Ein Bekenntnis zur Partnerschaft
Die Freundschaft zwischen Haan und Eu feiert 2017 Jubiläum: Seit 50 Jahren tauschen sich die Kommunen aus. Nachdem es zuletzt stockte, stellt sich die Frage: Wie steht es um die Städtepartnerschaft?
Haan. Im kommenden Jahr feiert die Städtepartnerschaft zwischen Haan und dem französischen Eu ihren 50. Geburtstag. Ein guter Grund zum Feiern. Doch zuletzt sah es so aus, als hätte der Jugendaustausch, Kernstück der Städtepartnerschaft, kaum noch Chancen auf Fortbestand. Denn 2015 ließ sich in Frankreich keine Gastfamilie finden. Der Jugendaustausch wurde zunächst auf Eis gelegt. Der Anfang vom Ende?
Zwischenzeitlich konnte der Haaner Jugendreferent Peter Burek, der den Austausch auf Seiten der Stadt organisiert, wieder mit guten Nachrichten aufwarten: Für dieses Jahr fanden sich neun französische Gastfamilien, die Haaner Jugendliche bei sich aufnehmen wollten. Die Teilnehmer sind am 17. Juli voller neuer Eindrücke in die Gartenstadt zurückgekehrt. Und für 2017, wenn ein Gegenbesuch der Franzosen in Deutschland ansteht, haben sich jetzt schon Haaner Familien gemeldet, die jugendliche Teilnehmer aus Eu bei sich aufnehmen wollen.

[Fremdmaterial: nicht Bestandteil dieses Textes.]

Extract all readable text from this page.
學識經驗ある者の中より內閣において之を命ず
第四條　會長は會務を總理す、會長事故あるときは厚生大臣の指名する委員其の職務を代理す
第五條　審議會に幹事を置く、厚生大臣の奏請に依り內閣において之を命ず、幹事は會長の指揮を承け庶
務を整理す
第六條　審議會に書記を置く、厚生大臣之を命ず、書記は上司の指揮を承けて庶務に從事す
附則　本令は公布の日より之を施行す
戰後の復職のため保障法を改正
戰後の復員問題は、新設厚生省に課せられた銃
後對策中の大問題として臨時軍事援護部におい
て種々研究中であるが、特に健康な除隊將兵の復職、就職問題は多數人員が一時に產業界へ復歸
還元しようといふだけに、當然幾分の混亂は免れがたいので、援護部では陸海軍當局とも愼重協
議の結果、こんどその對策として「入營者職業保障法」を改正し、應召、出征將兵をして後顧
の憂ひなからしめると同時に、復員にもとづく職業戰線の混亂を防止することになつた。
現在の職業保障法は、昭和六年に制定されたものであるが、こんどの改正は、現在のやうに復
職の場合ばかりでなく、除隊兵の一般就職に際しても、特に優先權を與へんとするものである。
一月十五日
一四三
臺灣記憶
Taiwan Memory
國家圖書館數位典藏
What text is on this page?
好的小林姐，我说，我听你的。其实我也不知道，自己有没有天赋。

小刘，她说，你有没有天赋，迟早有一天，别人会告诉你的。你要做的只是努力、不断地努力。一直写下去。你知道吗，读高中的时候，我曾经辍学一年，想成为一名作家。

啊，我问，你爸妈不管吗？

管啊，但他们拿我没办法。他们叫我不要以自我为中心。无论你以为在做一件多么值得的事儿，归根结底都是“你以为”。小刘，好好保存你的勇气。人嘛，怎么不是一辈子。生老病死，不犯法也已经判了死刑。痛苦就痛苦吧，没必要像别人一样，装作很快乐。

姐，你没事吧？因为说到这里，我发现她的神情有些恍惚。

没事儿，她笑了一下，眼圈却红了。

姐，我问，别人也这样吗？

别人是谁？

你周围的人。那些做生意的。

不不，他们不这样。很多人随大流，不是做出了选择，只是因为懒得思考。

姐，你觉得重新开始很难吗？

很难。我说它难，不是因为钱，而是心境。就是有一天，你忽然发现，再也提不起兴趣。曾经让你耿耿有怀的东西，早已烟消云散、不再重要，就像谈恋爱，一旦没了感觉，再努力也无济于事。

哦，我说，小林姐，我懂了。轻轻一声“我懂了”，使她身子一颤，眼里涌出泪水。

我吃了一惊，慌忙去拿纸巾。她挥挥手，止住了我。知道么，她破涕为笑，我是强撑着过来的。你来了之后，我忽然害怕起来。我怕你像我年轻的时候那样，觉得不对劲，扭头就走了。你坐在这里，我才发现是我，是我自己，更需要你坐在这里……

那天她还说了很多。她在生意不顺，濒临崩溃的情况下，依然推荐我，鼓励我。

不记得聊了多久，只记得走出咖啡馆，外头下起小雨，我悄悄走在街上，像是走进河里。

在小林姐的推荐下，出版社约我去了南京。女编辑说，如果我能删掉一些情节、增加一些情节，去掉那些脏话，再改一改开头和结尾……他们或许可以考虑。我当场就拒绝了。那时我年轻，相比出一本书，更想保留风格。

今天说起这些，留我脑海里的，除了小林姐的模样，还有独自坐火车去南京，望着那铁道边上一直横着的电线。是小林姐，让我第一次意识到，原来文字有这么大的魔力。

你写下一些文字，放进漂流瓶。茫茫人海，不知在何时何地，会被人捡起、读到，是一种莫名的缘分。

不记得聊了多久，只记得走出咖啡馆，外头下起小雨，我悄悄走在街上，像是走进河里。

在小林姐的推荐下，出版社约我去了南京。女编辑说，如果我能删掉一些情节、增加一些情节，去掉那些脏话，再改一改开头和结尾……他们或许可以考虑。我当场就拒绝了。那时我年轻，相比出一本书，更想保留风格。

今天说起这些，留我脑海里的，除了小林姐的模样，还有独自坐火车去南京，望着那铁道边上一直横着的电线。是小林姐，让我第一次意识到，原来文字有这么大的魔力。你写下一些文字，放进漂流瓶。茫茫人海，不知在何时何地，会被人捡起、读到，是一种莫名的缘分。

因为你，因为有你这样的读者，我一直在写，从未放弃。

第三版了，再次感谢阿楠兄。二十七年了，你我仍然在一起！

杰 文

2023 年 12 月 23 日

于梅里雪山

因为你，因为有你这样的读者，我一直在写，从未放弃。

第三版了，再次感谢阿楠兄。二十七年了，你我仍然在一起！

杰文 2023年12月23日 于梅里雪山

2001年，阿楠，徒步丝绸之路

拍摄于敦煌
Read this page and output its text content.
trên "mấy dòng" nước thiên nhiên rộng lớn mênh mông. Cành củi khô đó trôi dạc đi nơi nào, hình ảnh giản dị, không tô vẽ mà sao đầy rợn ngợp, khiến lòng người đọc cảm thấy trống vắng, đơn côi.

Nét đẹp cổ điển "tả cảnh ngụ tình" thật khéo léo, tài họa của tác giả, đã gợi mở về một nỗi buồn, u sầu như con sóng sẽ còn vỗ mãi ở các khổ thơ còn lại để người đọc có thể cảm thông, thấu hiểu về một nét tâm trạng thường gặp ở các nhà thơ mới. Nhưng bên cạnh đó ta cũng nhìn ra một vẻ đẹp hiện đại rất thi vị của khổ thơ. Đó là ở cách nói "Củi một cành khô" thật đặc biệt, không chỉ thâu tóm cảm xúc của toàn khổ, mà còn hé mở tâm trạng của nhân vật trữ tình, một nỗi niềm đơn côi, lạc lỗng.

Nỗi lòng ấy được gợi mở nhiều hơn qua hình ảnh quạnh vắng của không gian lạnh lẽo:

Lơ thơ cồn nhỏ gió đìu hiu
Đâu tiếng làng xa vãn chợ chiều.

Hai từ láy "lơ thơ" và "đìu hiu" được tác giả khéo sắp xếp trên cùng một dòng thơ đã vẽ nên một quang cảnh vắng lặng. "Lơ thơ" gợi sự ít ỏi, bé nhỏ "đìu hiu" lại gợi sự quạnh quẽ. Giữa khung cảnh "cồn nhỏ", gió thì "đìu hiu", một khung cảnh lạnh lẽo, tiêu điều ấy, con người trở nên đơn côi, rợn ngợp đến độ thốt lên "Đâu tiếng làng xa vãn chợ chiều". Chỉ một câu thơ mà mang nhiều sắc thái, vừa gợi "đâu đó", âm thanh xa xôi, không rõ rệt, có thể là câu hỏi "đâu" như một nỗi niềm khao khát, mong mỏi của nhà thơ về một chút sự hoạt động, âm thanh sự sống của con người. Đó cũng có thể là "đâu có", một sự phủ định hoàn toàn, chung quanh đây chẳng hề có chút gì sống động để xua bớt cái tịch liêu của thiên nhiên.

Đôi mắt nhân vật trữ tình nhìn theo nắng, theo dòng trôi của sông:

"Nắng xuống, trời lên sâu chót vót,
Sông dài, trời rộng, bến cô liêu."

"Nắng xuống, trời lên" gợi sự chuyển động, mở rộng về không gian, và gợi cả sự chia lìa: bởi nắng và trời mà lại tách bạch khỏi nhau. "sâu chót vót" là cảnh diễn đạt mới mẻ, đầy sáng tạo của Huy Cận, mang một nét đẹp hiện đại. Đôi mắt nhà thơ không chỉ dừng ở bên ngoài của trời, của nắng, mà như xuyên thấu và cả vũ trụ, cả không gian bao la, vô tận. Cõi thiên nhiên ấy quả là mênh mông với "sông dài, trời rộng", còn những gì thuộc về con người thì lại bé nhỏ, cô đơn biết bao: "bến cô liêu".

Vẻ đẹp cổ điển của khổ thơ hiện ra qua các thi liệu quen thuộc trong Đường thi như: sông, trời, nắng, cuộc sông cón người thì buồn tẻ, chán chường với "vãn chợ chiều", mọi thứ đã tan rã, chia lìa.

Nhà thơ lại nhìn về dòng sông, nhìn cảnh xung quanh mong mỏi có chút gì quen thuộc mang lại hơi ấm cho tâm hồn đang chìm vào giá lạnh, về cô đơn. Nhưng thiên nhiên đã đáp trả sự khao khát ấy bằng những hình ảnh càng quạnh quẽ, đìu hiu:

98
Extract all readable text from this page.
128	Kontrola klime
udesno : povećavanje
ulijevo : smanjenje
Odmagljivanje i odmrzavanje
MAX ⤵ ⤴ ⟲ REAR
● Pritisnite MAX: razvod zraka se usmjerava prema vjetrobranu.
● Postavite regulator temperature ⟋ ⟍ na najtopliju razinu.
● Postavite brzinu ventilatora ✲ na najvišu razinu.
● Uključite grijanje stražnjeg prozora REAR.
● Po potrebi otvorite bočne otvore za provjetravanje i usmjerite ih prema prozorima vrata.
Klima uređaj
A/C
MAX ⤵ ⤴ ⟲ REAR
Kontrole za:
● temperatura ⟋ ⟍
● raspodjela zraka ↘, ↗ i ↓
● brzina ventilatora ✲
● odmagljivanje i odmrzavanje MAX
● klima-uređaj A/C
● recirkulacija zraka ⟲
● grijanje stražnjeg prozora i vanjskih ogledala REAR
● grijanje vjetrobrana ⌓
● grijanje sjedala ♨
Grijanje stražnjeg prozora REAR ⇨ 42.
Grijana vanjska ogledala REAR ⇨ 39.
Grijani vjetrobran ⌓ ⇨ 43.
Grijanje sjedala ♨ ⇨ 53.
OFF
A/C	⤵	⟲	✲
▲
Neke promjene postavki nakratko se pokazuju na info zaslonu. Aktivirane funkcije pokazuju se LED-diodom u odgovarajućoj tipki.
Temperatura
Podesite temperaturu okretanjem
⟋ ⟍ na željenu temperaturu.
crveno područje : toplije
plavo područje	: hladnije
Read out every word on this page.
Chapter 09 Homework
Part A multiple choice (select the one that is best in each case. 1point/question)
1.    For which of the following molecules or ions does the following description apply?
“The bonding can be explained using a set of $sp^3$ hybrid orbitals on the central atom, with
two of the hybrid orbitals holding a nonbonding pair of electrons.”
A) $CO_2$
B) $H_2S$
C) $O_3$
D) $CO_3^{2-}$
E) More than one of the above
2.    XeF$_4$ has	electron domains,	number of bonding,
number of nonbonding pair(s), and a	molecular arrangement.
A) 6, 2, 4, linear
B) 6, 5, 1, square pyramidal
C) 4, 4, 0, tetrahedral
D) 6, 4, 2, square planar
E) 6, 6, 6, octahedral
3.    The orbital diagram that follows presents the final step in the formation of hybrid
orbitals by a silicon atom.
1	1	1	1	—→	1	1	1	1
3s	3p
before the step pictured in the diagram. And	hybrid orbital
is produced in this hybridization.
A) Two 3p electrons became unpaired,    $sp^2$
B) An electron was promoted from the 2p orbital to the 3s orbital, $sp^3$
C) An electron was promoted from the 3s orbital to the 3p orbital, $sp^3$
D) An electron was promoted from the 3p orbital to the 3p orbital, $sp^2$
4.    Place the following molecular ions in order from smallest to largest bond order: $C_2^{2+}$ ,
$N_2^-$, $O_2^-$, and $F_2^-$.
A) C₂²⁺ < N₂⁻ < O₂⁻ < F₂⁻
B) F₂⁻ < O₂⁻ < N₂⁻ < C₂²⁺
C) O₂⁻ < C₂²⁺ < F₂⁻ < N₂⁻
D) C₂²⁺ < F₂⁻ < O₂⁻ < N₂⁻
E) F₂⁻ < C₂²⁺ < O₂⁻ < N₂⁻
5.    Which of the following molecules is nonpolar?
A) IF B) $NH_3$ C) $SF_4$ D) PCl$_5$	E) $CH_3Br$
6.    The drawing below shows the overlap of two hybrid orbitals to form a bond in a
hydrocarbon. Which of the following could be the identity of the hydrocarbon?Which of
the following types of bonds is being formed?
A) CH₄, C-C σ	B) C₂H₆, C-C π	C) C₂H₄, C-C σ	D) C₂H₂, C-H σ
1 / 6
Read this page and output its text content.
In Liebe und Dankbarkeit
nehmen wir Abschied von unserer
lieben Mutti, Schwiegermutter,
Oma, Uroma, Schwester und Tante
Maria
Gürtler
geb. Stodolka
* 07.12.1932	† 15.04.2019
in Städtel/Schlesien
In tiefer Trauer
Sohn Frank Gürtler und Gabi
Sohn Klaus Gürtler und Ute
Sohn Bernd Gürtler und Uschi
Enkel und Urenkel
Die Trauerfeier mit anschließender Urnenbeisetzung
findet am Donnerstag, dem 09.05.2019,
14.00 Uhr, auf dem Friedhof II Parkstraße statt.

50 Jahre Städtepartnerschaft mit Eu — das soll gefeiert werden, betonen alle Beteiligten. Erste Gespräche dazu werden beim Weinfest in Haan vom 26. bis 28. August geführt, denn es haben sich auch Gäste aus Frankreich angekündigt. Und ein weiterer deutsch-französischer Kontakt steht ebenfalls schon auf dem Programm: Die Evangelische Kantorei — die 2017 übrigens ihr 120-jähriges Bestehen feiert — fährt vom 1. bis 3. Oktober nach Eu. Das zeigt: Einen Austausch gibt es immer wieder und immer noch — häufig auch ausgehend von Haaner Gruppen und Vereinen, ohne dass die Verwaltung der Stadt Haan daran mitwirken muss.
Zitat aus der Ansprache von Francois Gouet, damaliger Bürgermeister von Eu, anlässlich des 40. Jahrestags der Partnerschaft zwischen Haan und Eu
Mit welchen Aussichten also geht die deutsch-französische Städtepartnerschaft ins Jubiläumsjahr? Ist das Bündnis, ins Leben gerufen von einer Generation, die noch den Krieg aus eigenem Erleben kannte, zwischenzeitlich überholt? Schließlich wird der europäische Gedanke auf weit höherer Ebene längst gelebt. 1967 trat der EG-Fusionsvertrag in Kraft, der die bis dahin drei wirtschaftlich orientierten Europäischen Gemeinschaften einte. 1992 wurde die Europäische Union gegründet.
Fritz Köhler, ehemals Kulturamtsleiter der Stadt Haan, überlegt. „Der Austausch hat sich verändert. Für die Jugendlichen ist Frankreich heute ganz normal. Austauschprogramme gehen jetzt in Richtung Neuseeland“, hat er beobachtet. Köhler ist Mann der ersten Stunde. Er hat die Gründung der deutsch-französischen Partnerschaft als junger städtischer Beamter in Haan einst miterlebt und später in entscheidender Funktion (erst als Stadtjugendpfleger, dann als Kulturamtsleiter) über Jahrzehnte hinweg organisiert. Auch heute noch hängt sein Herz daran, und der Jugendaustausch ist für ihn immer noch Herzstück der Städtepartnerschaft. Denn Kultur und Lebensart eines fremden Landes können junge Menschen „am ehesten in einer Familie kennenlernen“, statt in einem All-Inclusive-Hotel.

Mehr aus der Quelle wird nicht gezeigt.